Disco is an implementation of the Map-Reduce framework for distributed computing. As
the original framework, which was publicized by Google, Disco supports
parallel computations over large data sets on unreliable cluster of
computers. This makes it a perfect tool for analyzing and processing large
datasets without having to bother about difficult technical questions
related to distributed computing, such as communication protocols, load
balancing, locking, job scheduling or fault tolerance, which are taken
care by Disco.
Disco, standing on the shoulders of the solid Map-Reduce model, is
suitable and already used for various data mining tasks, large-scale
Web analytics, and building probabilistic models and full-text indices,
to name a few examples.
Batteries included
In contrast to a well-known open-source implementation of the Map-Reduce
framework, Hadoop, that is implemented in
Java, the Disco core is written in Erlang,
a functional language that is designed for building robust fault-tolerant
distributed applications.
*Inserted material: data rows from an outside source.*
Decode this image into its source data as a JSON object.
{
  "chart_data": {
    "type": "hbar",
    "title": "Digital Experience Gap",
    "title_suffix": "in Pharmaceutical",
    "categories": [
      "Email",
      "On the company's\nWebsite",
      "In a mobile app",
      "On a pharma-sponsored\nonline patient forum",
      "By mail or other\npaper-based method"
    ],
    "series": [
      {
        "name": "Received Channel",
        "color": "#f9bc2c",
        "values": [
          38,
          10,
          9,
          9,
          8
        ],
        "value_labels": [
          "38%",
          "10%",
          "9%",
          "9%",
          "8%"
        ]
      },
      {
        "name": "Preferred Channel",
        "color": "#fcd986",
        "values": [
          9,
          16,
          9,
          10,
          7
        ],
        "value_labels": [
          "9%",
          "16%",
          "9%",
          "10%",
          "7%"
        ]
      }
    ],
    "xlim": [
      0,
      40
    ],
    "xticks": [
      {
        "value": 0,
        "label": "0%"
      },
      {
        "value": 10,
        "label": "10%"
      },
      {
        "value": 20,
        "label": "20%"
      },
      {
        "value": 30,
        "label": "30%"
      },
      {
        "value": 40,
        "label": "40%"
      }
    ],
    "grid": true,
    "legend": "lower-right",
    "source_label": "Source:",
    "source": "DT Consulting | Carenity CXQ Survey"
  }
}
Users of Disco typically write jobs in Python,
which makes it possible to express even complex algorithms or data
processing tasks often only in tens of lines of code.
For instance, the following fully working example computes word
frequencies in a large text corpus using 100 CPUs in parallel:
from disco.core import Disco, result_iterator
def fun_map(e, params):
return [(w, 1) for w in re.sub("\W", " ", e).lower().split()]
def fun_reduce(iter, out, params):
s = {}
for k, v in iter:
if k in s:
s[k] += int(v)
else:
s[k] = int(v)
for k, v in s.iteritems():
out.add(k, v)
results = Disco("disco://localhost").new_job(
name = 'wordcount',
map = fun_map,
reduce = fun_reduce,
input = ['http://localhost/text-block-1', 'http://localhost/text-block-2'],
partitions = 100).wait()
for key, value in result_iterator(results):
print key, value
Disco is designed to integrate easily in larger applications, such as
Web services, so that computationally demanding tasks can be delegated
to a cluster independently from the core application. Disco provides an
extremely compact Python API – typically only two functions are needed –
as well as a REST-style Web API for job control and a easy-to-use Web
interface for status monitoring.
Main features
- Proven to scale to hundreds of CPUs and tens of thousands of simulataneous
tasks.
- Used to process datasets in the scale of tens of terabytes.
- Extremely simple to use: A typical tasks consists of two functions written
in Python and two calls to the Disco API.
- Tasks can be specified in any other language as well, via a simple external
interface based on standard input and output streams. Bindings for C are
provided as an example.
- Input data can be in any format, even binary data such as images. The
data can be located on any source that is accesible by HTTP or it can
distributed to local disks.
- Fault-tolerant: Server crashes don’t interrupt jobs. New servers can be
added to the system on the fly.
- Flexible: In addition to the core map and reduce functions, a combiner
function, a partition function and an input reader can be provided by
the user.
- Easy to integrate to larger applications using the standard Disco module
and the Web APIs.
- Comes with a built-in distributed storage system (Disco Distributed Filesystem) and
a distributed indexing subsystem (Discodex), enabling ad-hoc
querying of terabytes of data.